Entre 2014 et 2018, devait faire valoir Cader Sayed-Hossen, certains étaient convaincus que la compilation de 247 cas de corruption allait permettre au Parti travailliste de faire un tabac pour sa campagne électorale. L'homme est loin d'être pessimiste. Car parfois, les données permettent de ramener à la dure réalité ceux qui ont envie de faire reculer la corruption. Le Parti travailliste, a souligné Cader Sayed-Hossen, a dû s'avouer vaincu dans ce domaine. «There was no effect at all.» Entendons par-là que cette campagne rondement menée n'a pas donné les résultats escomptés.

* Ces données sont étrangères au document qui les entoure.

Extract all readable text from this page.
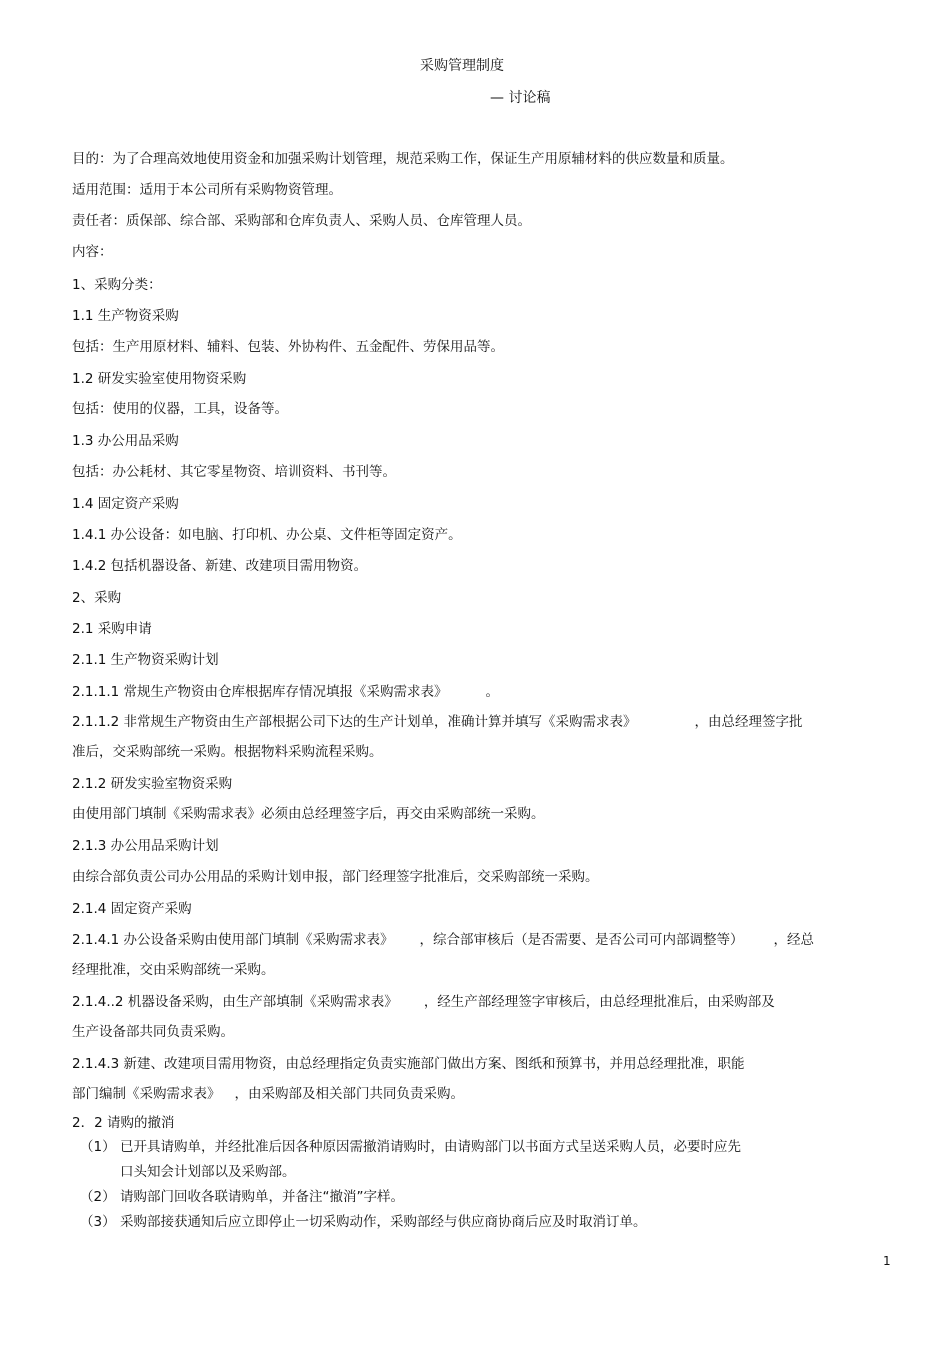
采购管理制度
— 讨论稿
目的：为了合理高效地使用资金和加强采购计划管理，规范采购工作，保证生产用原辅材料的供应数量和质量。
适用范围：适用于本公司所有采购物资管理。
责任者：质保部、综合部、采购部和仓库负责人、采购人员、仓库管理人员。
内容：
1、采购分类：
1.1 生产物资采购
包括：生产用原材料、辅料、包装、外协构件、五金配件、劳保用品等。
1.2 研发实验室使用物资采购
包括：使用的仪器，工具，设备等。
1.3 办公用品采购
包括：办公耗材、其它零星物资、培训资料、书刊等。
1.4 固定资产采购
1.4.1 办公设备：如电脑、打印机、办公桌、文件柜等固定资产。
1.4.2 包括机器设备、新建、改建项目需用物资。
2、采购
2.1 采购申请
2.1.1 生产物资采购计划
2.1.1.1 常规生产物资由仓库根据库存情况填报《采购需求表》	。
2.1.1.2 非常规生产物资由生产部根据公司下达的生产计划单，准确计算并填写《采购需求表》	，由总经理签字批
准后，交采购部统一采购。根据物料采购流程采购。
2.1.2 研发实验室物资采购
由使用部门填制《采购需求表》必须由总经理签字后，再交由采购部统一采购。
2.1.3 办公用品采购计划
由综合部负责公司办公用品的采购计划申报，部门经理签字批准后，交采购部统一采购。
2.1.4 固定资产采购
2.1.4.1 办公设备采购由使用部门填制《采购需求表》 ，综合部审核后（是否需要、是否公司可内部调整等） ，经总
经理批准，交由采购部统一采购。
2.1.4..2 机器设备采购，由生产部填制《采购需求表》 ，经生产部经理签字审核后，由总经理批准后，由采购部及
生产设备部共同负责采购。
2.1.4.3 新建、改建项目需用物资，由总经理指定负责实施部门做出方案、图纸和预算书，并用总经理批准，职能
部门编制《采购需求表》 ，由采购部及相关部门共同负责采购。
2．2 请购的撤消
（1） 已开具请购单，并经批准后因各种原因需撤消请购时，由请购部门以书面方式呈送采购人员，必要时应先
口头知会计划部以及采购部。
（2） 请购部门回收各联请购单，并备注“撤消”字样。
（3） 采购部接获通知后应立即停止一切采购动作，采购部经与供应商协商后应及时取消订单。
1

Qu'en est-il de la confiance dans les institutions ? Sur ce plan, le judiciaire arrive en tête, avec un taux de confiance de 56 %, suivi par le ministère de la Santé et du bien-être, la police et la commission électorale qui récoltent respectivement 55 %, 52 % et 49 %. Au bas du tableau, les partis de l'opposition qui ne comptent qu'un taux de confiance de 26 %, alors que 11 % ont refusé de donner leur avis sur cette question.

Tenace, à la clôture des débats ponctués par des idées lumineuses, Amédée Darga a maintenu sa posture : même si les apparences invitent à adopter une démarche différente, la volonté de lutter tant au niveau individuel qu'à celui d'une structure bien organisée contre la corruption demeure, à ses yeux, une obligation morale.